Depuis quand Blair Waldorf s'excusait-elle ?
Elle s'approcha plus près de lui et il sentit son cœur s'emballer. Il avait beau lutter, il ne parviendrait jamais à se libérer du pouvoir qu'elle avait sur lui.
- Pour notre dispute à Julliard. Tu avais raison, je n'aurais pas dû m'immiscer dans ta relation avec cette fille. D'ailleurs, je t'assure que je ne savais pas qu'elle serait là. Mais quand je l'ai vue, je n'ai pas pu m'en empêcher, l'occasion était trop belle.
Elle avait décidé de jouer cartes sur table. Si elle voulait le reconquérir, elle devait être sincère avec lui avant tout. Il détestait quand elle lui mentait et le manipulait. Elle ne voulait pas risquer que tout lui explose à la figure cette fois. Si elle voulait regagner son amour, elle devait lui prouver qu'il pouvait avoir confiance en elle.
- L'occasion de quoi ? Je ne comprends pas. Lisa n'est pas de notre monde, alors pourquoi vouloir l'humilier ? Ce n'est pas comme si elle était une de tes sous-fifres, ou qu'elle puisse te faire de l'ombre. Alors pourquoi t'intéresser à elle ?
Le sang de Chuck bouillonnait dans tout son corps. Le parfum de Blair s'insinuait partout en lui. Elle le rendait dingue, dans tous les sens du terme et il faisait des efforts surhumains pour ne pas se jeter sur elle et l'embrasser comme un fou. L'attraction qu'elle exerçait sur lui était magnétique et inexplicable.
- Parce que Toi, tu t'intéresses à elle, dit-elle d'une voix tremblante.

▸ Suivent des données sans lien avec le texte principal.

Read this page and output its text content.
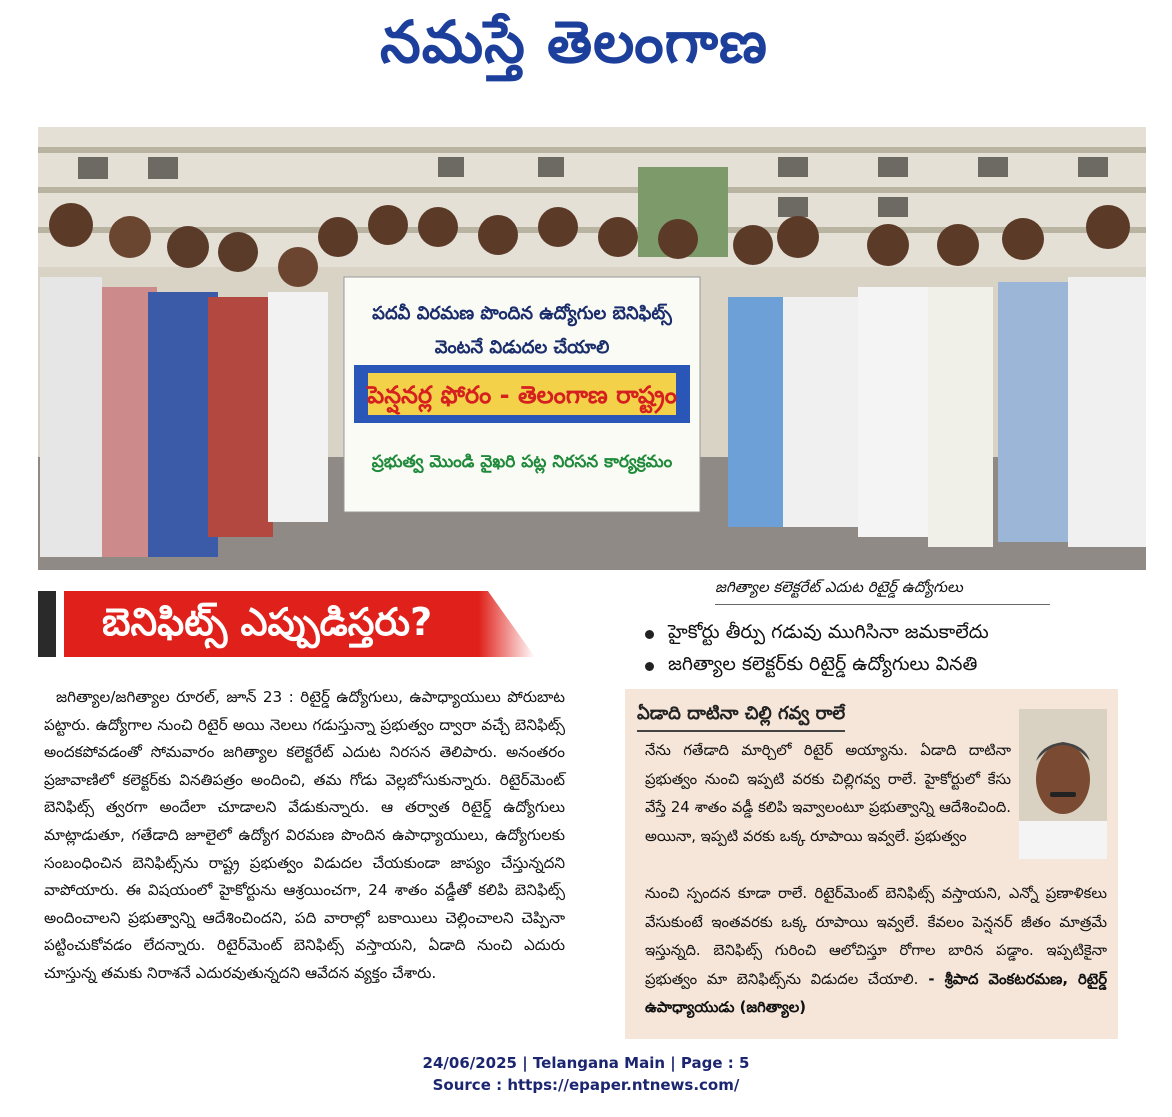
నమస్తే తెలంగాణ
పదవీ విరమణ పొందిన ఉద్యోగుల బెనిఫిట్స్
వెంటనే విడుదల చేయాలి
పెన్షనర్ల ఫోరం - తెలంగాణ రాష్ట్రం
ప్రభుత్వ మొండి వైఖరి పట్ల నిరసన కార్యక్రమం
జగిత్యాల కలెక్టరేట్ ఎదుట రిటైర్డ్ ఉద్యోగులు
బెనిఫిట్స్ ఎప్పుడిస్తరు?	హైకోర్టు తీర్పు గడువు ముగిసినా జమకాలేదు
జగిత్యాల కలెక్టర్‌కు రిటైర్డ్ ఉద్యోగులు వినతి
జగిత్యాల/జగిత్యాల రూరల్, జూన్ 23 : రిటైర్డ్ ఉద్యోగులు, ఉపాధ్యాయులు పోరుబాట పట్టారు. ఉద్యోగాల నుంచి రిటైర్ అయి నెలలు గడుస్తున్నా ప్రభుత్వం ద్వారా వచ్చే బెనిఫిట్స్ అందకపోవడంతో సోమవారం జగిత్యాల కలెక్టరేట్ ఎదుట నిరసన తెలిపారు. అనంతరం ప్రజావాణిలో కలెక్టర్‌కు వినతిపత్రం అందించి, తమ గోడు వెల్లబోసుకున్నారు. రిటైర్‌మెంట్ బెనిఫిట్స్ త్వరగా అందేలా చూడాలని వేడుకున్నారు. ఆ తర్వాత రిటైర్డ్ ఉద్యోగులు మాట్లాడుతూ, గతేడాది జూలైలో ఉద్యోగ విరమణ పొందిన ఉపాధ్యాయులు, ఉద్యోగులకు సంబంధించిన బెనిఫిట్స్‌ను రాష్ట్ర ప్రభుత్వం విడుదల చేయకుండా జాప్యం చేస్తున్నదని వాపోయారు. ఈ విషయంలో హైకోర్టును ఆశ్రయించగా, 24 శాతం వడ్డీతో కలిపి బెనిఫిట్స్ అందించాలని ప్రభుత్వాన్ని ఆదేశించిందని, పది వారాల్లో బకాయిలు చెల్లించాలని చెప్పినా పట్టించుకోవడం లేదన్నారు. రిటైర్‌మెంట్ బెనిఫిట్స్ వస్తాయని, ఏడాది నుంచి ఎదురు చూస్తున్న తమకు నిరాశనే ఎదురవుతున్నదని ఆవేదన వ్యక్తం చేశారు.
ఏడాది దాటినా చిల్లి గవ్వ రాలే
నేను గతేడాది మార్చిలో రిటైర్ అయ్యాను. ఏడాది దాటినా ప్రభుత్వం నుంచి ఇప్పటి వరకు చిల్లిగవ్వ రాలే. హైకోర్టులో కేసు వేస్తే 24 శాతం వడ్డీ కలిపి ఇవ్వాలంటూ ప్రభుత్వాన్ని ఆదేశించింది. అయినా, ఇప్పటి వరకు ఒక్క రూపాయి ఇవ్వలే. ప్రభుత్వం
నుంచి స్పందన కూడా రాలే. రిటైర్‌మెంట్ బెనిఫిట్స్ వస్తాయని, ఎన్నో ప్రణాళికలు వేసుకుంటే ఇంతవరకు ఒక్క రూపాయి ఇవ్వలే. కేవలం పెన్షనర్ జీతం మాత్రమే ఇస్తున్నది. బెనిఫిట్స్ గురించి ఆలోచిస్తూ రోగాల బారిన పడ్డాం. ఇప్పటికైనా ప్రభుత్వం మా బెనిఫిట్స్‌ను విడుదల చేయాలి. - శ్రీపాద వెంకటరమణ, రిటైర్డ్ ఉపాధ్యాయుడు (జగిత్యాల)
24/06/2025 | Telangana Main | Page : 5
Source : https://epaper.ntnews.com/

Elle avait bien conscience qu'elle se mettait dans une position compromettante en s'exposant de cette manière, mais elle ne pouvait pas se mentir plus longtemps. Elle ne pouvait pas lui mentir encore, en prétendant vouloir être son amie. Elle voulait bien plus que ça. Elle voulait qu'il la prenne dans ses bras, qu'il lui dise que cette fille ne représentait rien pour lui, qu'elle était la seule qu'il aimait et qu'il aimerait jamais.

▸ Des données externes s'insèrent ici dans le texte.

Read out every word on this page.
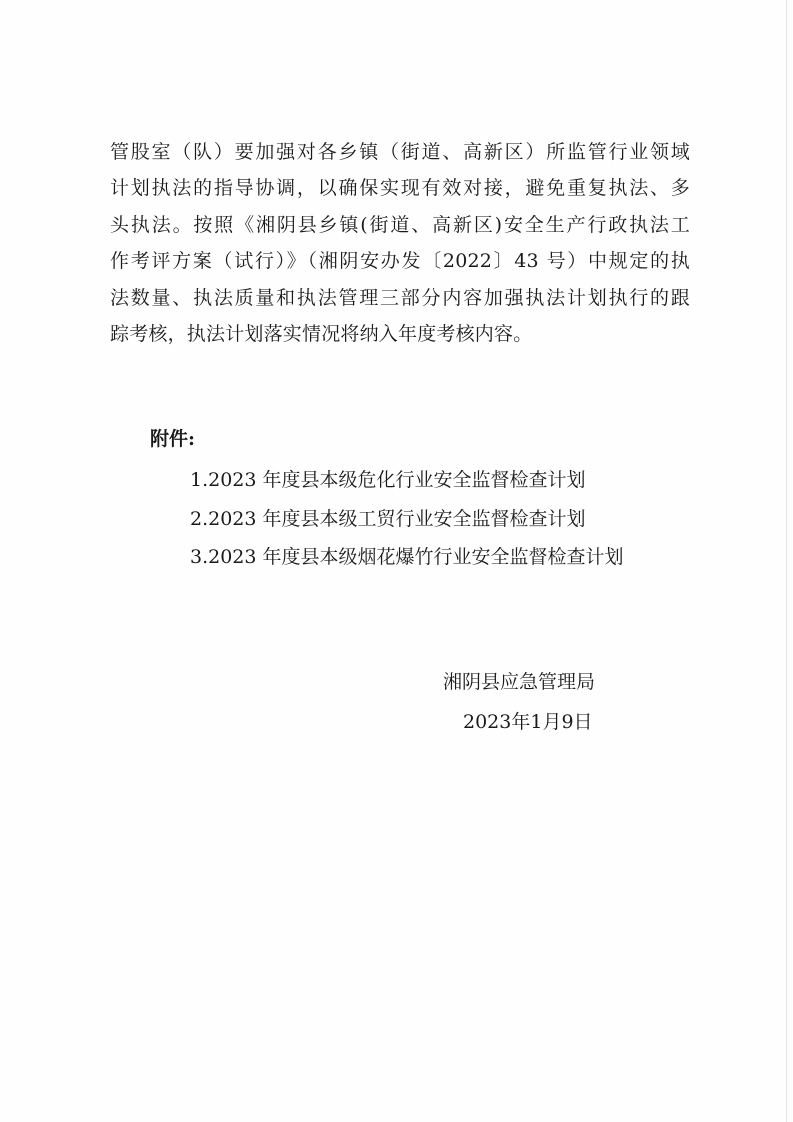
管股室（队）要加强对各乡镇（街道、高新区）所监管行业领域
计划执法的指导协调，以确保实现有效对接，避免重复执法、多
头执法。按照《湘阴县乡镇(街道、高新区)安全生产行政执法工
作考评方案（试行）》（湘阴安办发〔2022〕43 号）中规定的执
法数量、执法质量和执法管理三部分内容加强执法计划执行的跟
踪考核，执法计划落实情况将纳入年度考核内容。
附件:
1.2023 年度县本级危化行业安全监督检查计划
2.2023 年度县本级工贸行业安全监督检查计划
3.2023 年度县本级烟花爆竹行业安全监督检查计划
湘阴县应急管理局
2023年1月9日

Elle croisa son regard et vit le feu qui le dévorait de l'intérieur. Elle ne l'avait pas perdu. Il lui appartenait toujours. Mais elle ne pouvait oublier ce qu'elle avait vu dans ses yeux quand il les posait sur cette fille. C'était un regard différent de celui qu'il posait sur elle-même, mais elle y avait reconnu quelque chose d'étrangement familier. Elle devait en avoir le cœur net, aussi horrible que puisse être la réponse.

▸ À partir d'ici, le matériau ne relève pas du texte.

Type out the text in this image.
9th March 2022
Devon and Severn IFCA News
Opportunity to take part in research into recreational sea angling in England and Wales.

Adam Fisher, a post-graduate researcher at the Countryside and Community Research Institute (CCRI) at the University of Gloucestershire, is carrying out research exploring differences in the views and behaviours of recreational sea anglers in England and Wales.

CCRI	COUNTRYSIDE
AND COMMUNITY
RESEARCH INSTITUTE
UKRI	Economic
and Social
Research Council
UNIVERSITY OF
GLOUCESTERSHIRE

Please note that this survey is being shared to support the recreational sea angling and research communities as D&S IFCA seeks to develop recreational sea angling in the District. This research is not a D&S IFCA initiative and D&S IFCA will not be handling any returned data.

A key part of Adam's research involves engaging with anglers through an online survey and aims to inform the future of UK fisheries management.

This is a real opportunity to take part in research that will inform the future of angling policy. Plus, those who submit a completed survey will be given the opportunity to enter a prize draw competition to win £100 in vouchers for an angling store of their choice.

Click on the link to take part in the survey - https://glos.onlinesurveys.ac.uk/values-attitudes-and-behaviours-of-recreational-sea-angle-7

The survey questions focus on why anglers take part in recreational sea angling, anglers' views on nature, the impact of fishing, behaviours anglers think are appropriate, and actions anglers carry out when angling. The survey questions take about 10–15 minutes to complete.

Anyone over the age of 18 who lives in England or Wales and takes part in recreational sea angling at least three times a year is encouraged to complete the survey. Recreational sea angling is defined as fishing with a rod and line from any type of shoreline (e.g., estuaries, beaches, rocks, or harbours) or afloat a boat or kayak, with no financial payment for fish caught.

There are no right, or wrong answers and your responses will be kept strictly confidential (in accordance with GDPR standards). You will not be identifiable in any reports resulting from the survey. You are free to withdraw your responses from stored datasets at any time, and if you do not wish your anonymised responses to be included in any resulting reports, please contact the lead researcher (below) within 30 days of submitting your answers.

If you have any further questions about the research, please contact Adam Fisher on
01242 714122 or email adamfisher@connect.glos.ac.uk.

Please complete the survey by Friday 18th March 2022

- Est-ce que tu l'aimes ? l'interrogea-t-elle à mi-voix.
- Quoi ? questionna Chuck.
Son cœur battait à tout rompre et son sang cognait à ses tempes. Il était hypnotisé par son corps, ses yeux, sa bouche. Il devait s'éloigner d'elle pour pouvoir reprendre ses esprits. Il n'arrivait pas à assembler les pièces du puzzle. Il avait l'impression qu'il lui manquait des éléments. Il recula de quelques pas pour mettre de la distance entre eux, il devait absolument reprendre le contrôle de lui-même.
- Je vous ai vu, reprit-elle, la voix tremblante. Dans la salle de répétition, à Julliard. Et dans l'amphithéâtre, quand elle s'est jetée dans tes bras. Tu ne faisais pas semblant ! Je te connais Chuck … mieux que personne.
Il comprit tout à coup ce qui lui échappait. Ce n'était pas à lui, mais à elle, qu'il manquait des éléments. Elle prenait sa relation avec Lisa pour une liaison amoureuse. Un sourire se dessina sur son visage malgré lui.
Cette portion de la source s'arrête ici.